Sicher. Da sich die Medien auf charismatische Führungspersönlichkeiten konzentrieren, wird die Berechenbarkeit der politischen Entwicklung kleiner. Dieser Umstand ist der Stabilität abträglich, wie jüngst das Beispiel Österreich gezeigt hat.

Neil Postman schrieb einmal, Abraham Lincoln könnte mit seinem Aussehen heute nie Präsident der USA werden. Wir haben mit dem amerikanischen Wahlkampf letztes Jahr eine gigantische politische Medienshow erlebt. Wie wichtig ist Telegenität heute im Verhältnis zur politischen Kompetenz?

Das ist schwierig abzuschätzen. Schon vor der Wahl von Ronald Reagan wurde darüber diskutiert. Man zweifelte an der politischen Erfahrung und Intelligenz, attestierte ihm aber durchaus hervorragende kommunikative Fähigkeiten und ein selbstbewusstes Auftreten. Man kann heute sagen, dass der klassische Parteifunktionär, der nach innen integrieren und nach aussen nur verlautbaren will, ausgestorben ist. Parteien müssen heute Führungspersönlichkeiten auswählen, die hohe Medienresonanz nach sich ziehen. Die Chance, dass Egozentriker darunter sind, ist entsprechend hoch. In der Schweiz ergeben sich darüber hinaus Probleme für das Konkordanz- und Kollegialitätsprinzip. Beides beruht bekanntlich auf Kompromissfähigkeit.

Neben politscher wird Wirtschaftsinformation heute einem breiten Publikum angeboten. Welche Konsequenzen hat diese Entwicklung?

Diese Problematik ist hoch interessant. Das demokratische politische System folgt den Normen der Transparenz und hat entsprechende Mechanismen ausgebildet, um mit den daraus resultierenden Problemen umzugehen. Wir beobachten nun eine Angleichung des Wirtschaftsjournalismus an den politischen Journalismus, sowohl in der Berichterstattung wie in den Recherchemethoden. Das ökonomische System ist im Kern aber nicht darauf ausgelegt, mit einer kritischen Medienberichterstattung umzugehen, sondern an eine Art "Verlautbarungsjournalismus" gewöhnt. Das Wirtschaftssystem wird durch diese Entwicklung teilweise regelrecht überrannt, was die vermehrte Nutzung von PR-Kompetenz zeigt. Medialisierungseffekte werden hier schwerwiegendere Folgen haben als im politischen System, das auf die permanente Beschaffung von Legitimation spezialisiert ist. Dieser Legitimationsdruck ist im Kern politisch. Ich denke, dass der Wirtschaft in der Zeit der Anpassung noch einige Skandale bevor stehen.

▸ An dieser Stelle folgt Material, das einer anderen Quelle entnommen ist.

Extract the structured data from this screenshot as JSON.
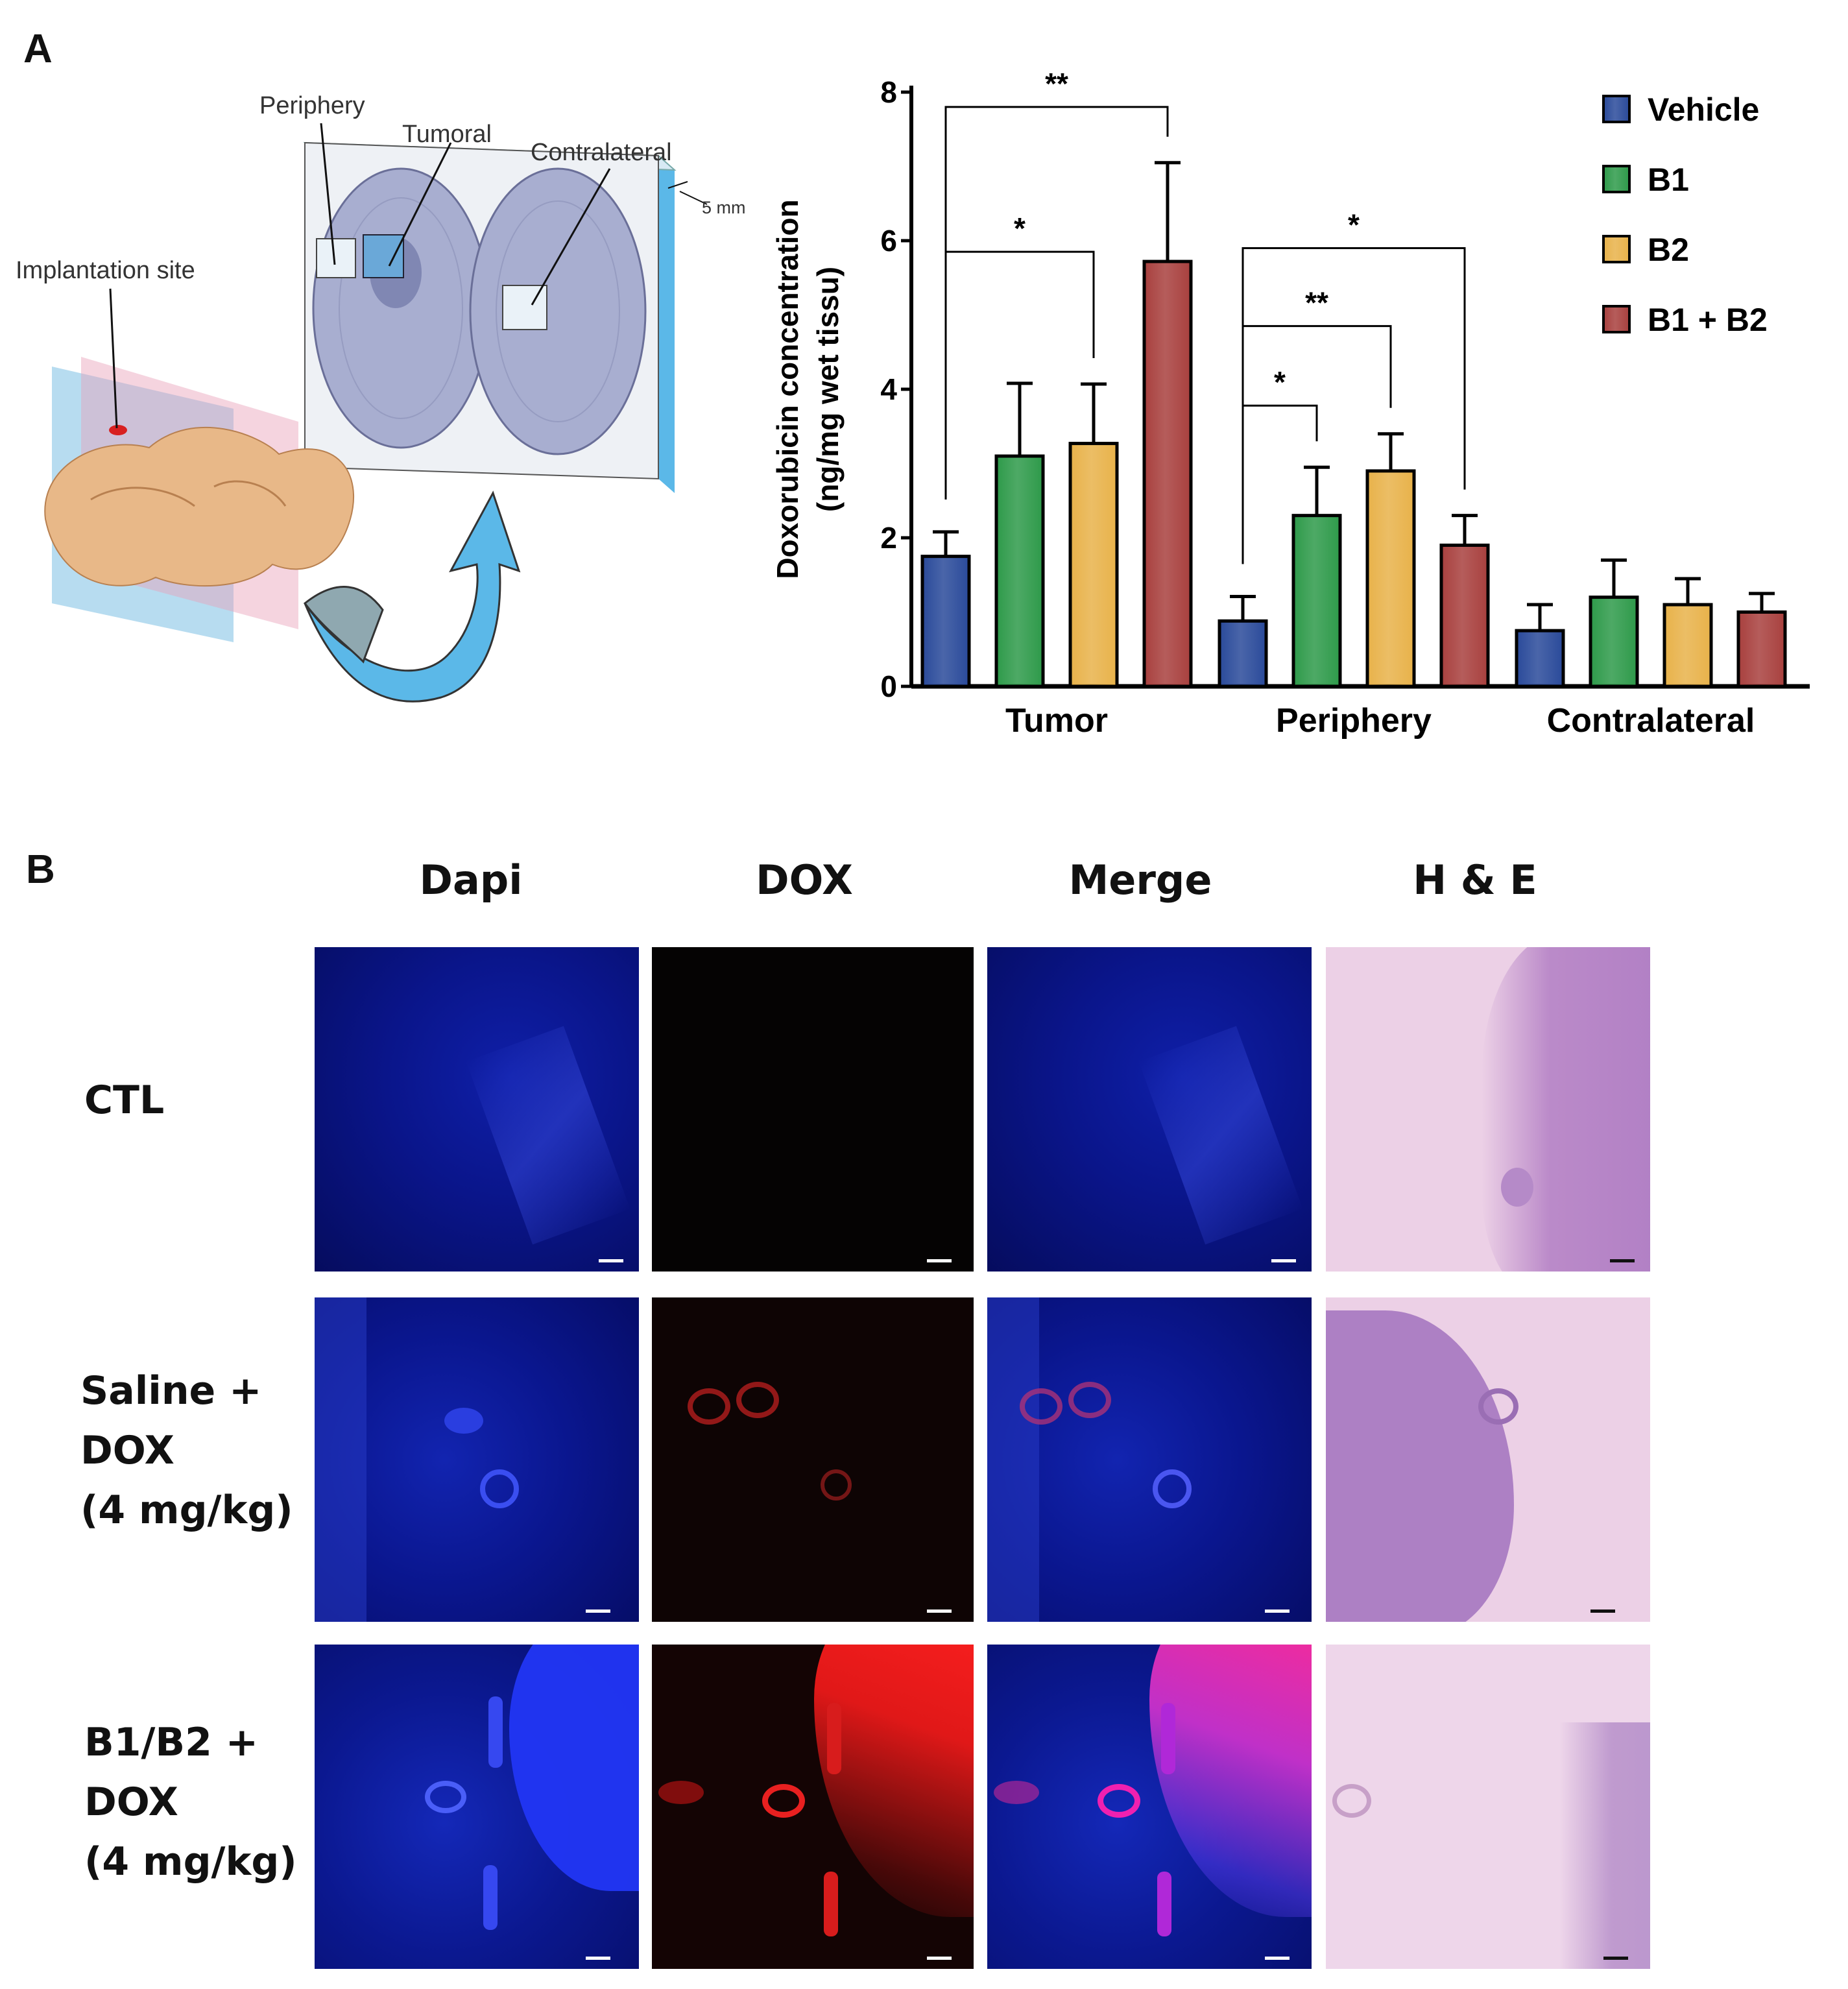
{
  "figure": {
    "panel_a_letter": "A",
    "panel_b_letter": "B"
  },
  "schematic": {
    "labels": {
      "periphery": "Periphery",
      "tumoral": "Tumoral",
      "contralateral": "Contralateral",
      "thickness": "5 mm",
      "implantation": "Implantation site"
    },
    "colors": {
      "arrow": "#5bb8e8",
      "brain": "#e8b888",
      "slab": "#cfe0ec",
      "tissue": "#a8aed0"
    }
  },
  "chart_data": {
    "type": "bar",
    "ylabel_line1": "Doxorubicin concentration",
    "ylabel_line2": "(ng/mg wet tissu)",
    "ylim": [
      0,
      8
    ],
    "yticks": [
      "0",
      "2",
      "4",
      "6",
      "8"
    ],
    "categories": [
      "Tumor",
      "Periphery",
      "Contralateral"
    ],
    "series": [
      {
        "name": "Vehicle",
        "color": "#2a4a9a",
        "values": [
          1.75,
          0.88,
          0.75
        ],
        "errors": [
          0.33,
          0.33,
          0.35
        ]
      },
      {
        "name": "B1",
        "color": "#2e9a4a",
        "values": [
          3.1,
          2.3,
          1.2
        ],
        "errors": [
          0.98,
          0.65,
          0.5
        ]
      },
      {
        "name": "B2",
        "color": "#e8b24a",
        "values": [
          3.27,
          2.9,
          1.1
        ],
        "errors": [
          0.8,
          0.5,
          0.35
        ]
      },
      {
        "name": "B1 + B2",
        "color": "#a8403e",
        "values": [
          5.72,
          1.9,
          1.0
        ],
        "errors": [
          1.33,
          0.4,
          0.25
        ]
      }
    ],
    "significance": [
      {
        "category": 0,
        "from": 0,
        "to": 3,
        "y": 7.8,
        "label": "**"
      },
      {
        "category": 0,
        "from": 0,
        "to": 2,
        "y": 5.85,
        "label": "*"
      },
      {
        "category": 1,
        "from": 0,
        "to": 3,
        "y": 5.9,
        "label": "*"
      },
      {
        "category": 1,
        "from": 0,
        "to": 2,
        "y": 4.85,
        "label": "**"
      },
      {
        "category": 1,
        "from": 0,
        "to": 1,
        "y": 3.78,
        "label": "*"
      }
    ],
    "legend_position": "top-right"
  },
  "micrographs": {
    "columns": [
      "Dapi",
      "DOX",
      "Merge",
      "H & E"
    ],
    "rows": [
      {
        "lines": [
          "CTL"
        ]
      },
      {
        "lines": [
          "Saline +",
          "DOX",
          "(4 mg/kg)"
        ]
      },
      {
        "lines": [
          "B1/B2 +",
          "DOX",
          "(4 mg/kg)"
        ]
      }
    ]
  }
}
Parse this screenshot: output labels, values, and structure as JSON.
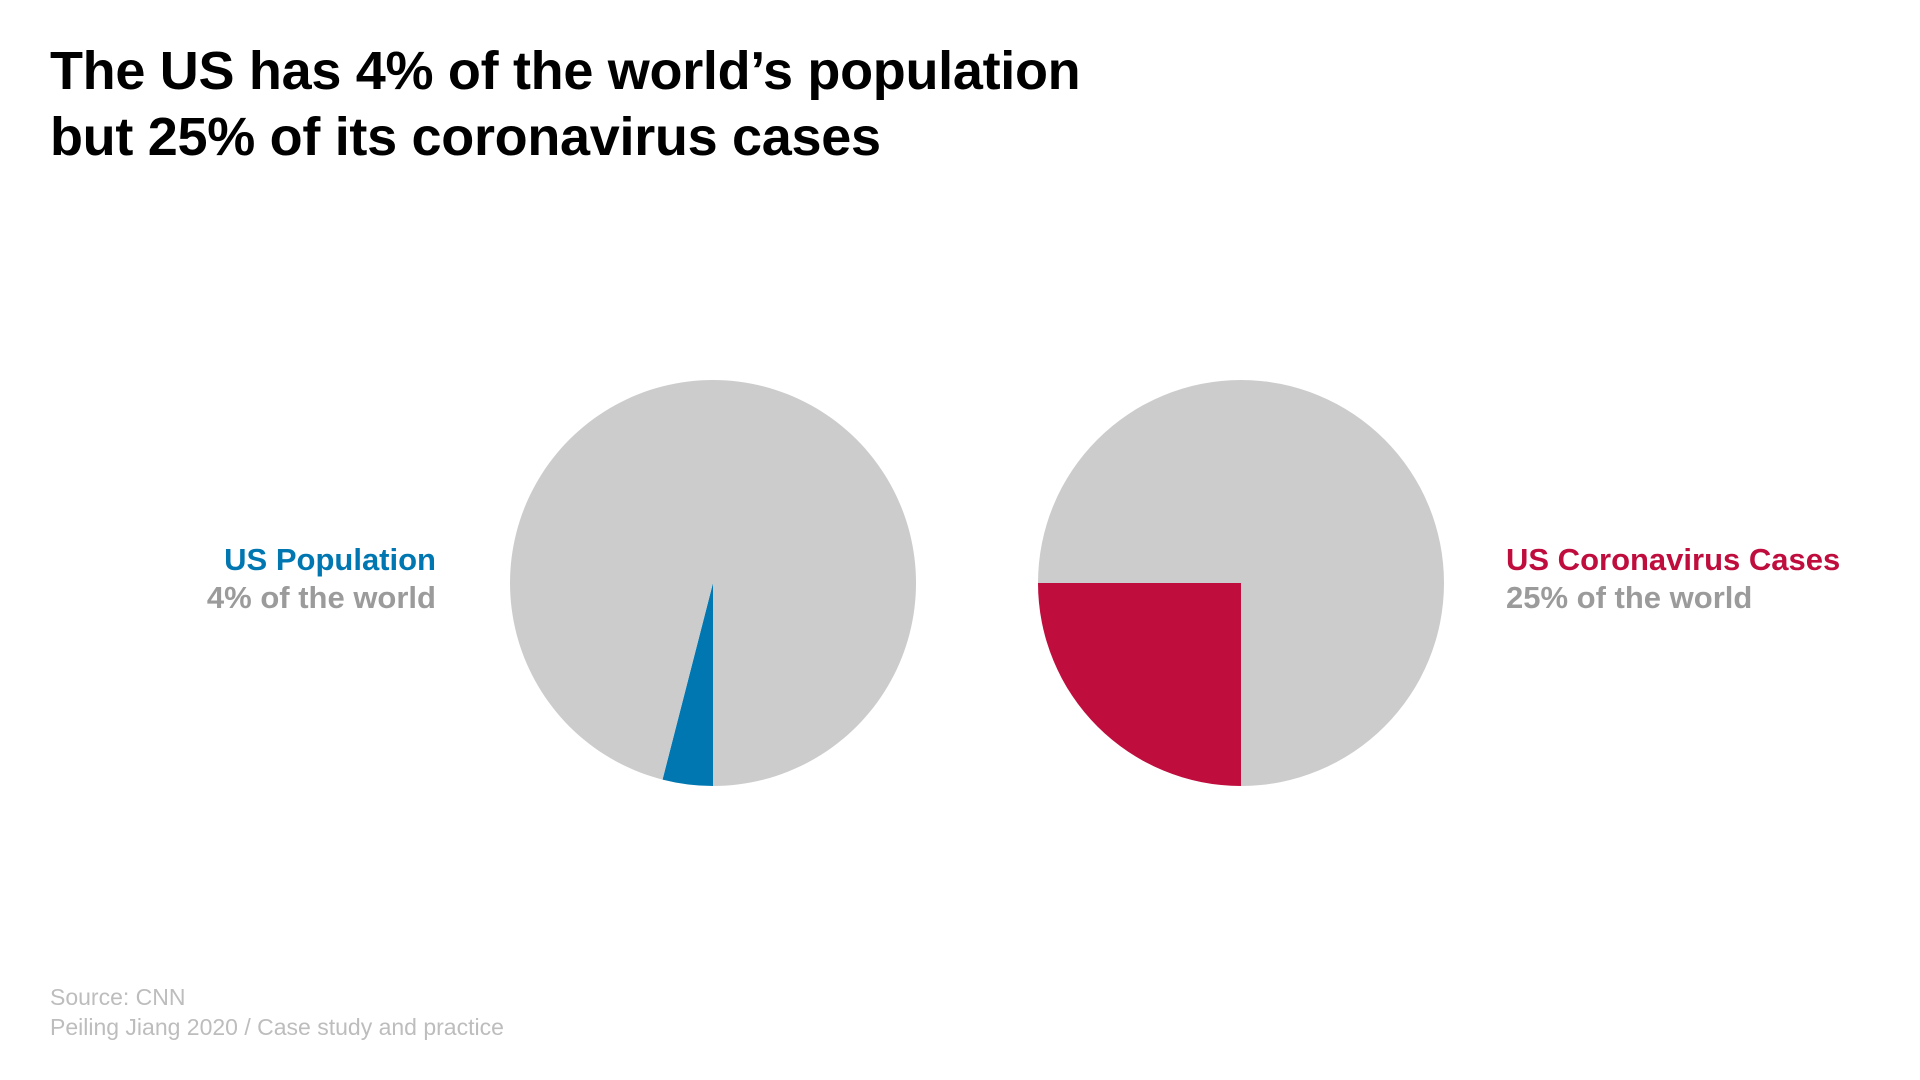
{
  "title": {
    "line1": "The US has 4% of the world’s population",
    "line2": "but 25% of its coronavirus cases"
  },
  "colors": {
    "background": "#ffffff",
    "rest_of_world": "#cccccc",
    "population": "#0077b0",
    "cases": "#bf0d3e",
    "subtitle_text": "#9b9b9b",
    "footer_text": "#bdbdbd"
  },
  "chart_data": [
    {
      "type": "pie",
      "title": "",
      "label": "US Population",
      "sublabel": "4% of the world",
      "slices": [
        {
          "name": "US",
          "value": 4,
          "color": "#0077b0"
        },
        {
          "name": "Rest of world",
          "value": 96,
          "color": "#cccccc"
        }
      ],
      "label_position": "left"
    },
    {
      "type": "pie",
      "title": "",
      "label": "US Coronavirus Cases",
      "sublabel": "25% of the world",
      "slices": [
        {
          "name": "US",
          "value": 25,
          "color": "#bf0d3e"
        },
        {
          "name": "Rest of world",
          "value": 75,
          "color": "#cccccc"
        }
      ],
      "label_position": "right"
    }
  ],
  "footer": {
    "source": "Source: CNN",
    "credit": "Peiling Jiang 2020 / Case study and practice"
  }
}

Alles spricht vom Informationszeitalter. Menschen suchen sich die Informationen, die sie brauchen oder die sie interessieren. Wie wird in Zukunft die politische Information den Bürger erreichen, und kann der Pluralismus noch garantiert werden?

Empirisch lässt sich feststellen, das sich das Mediensystem in einzelne Medien-Arenen gliedert, die selbst wiederum in Leit- und Folgemedien unterteilt sind. Die Massenmedien sind heute für die Willensbildung immer noch entscheidend. Individualmedien und Mischformen wie das Internet werden sekundär genutzt, um sich in Themen zu vertiefen.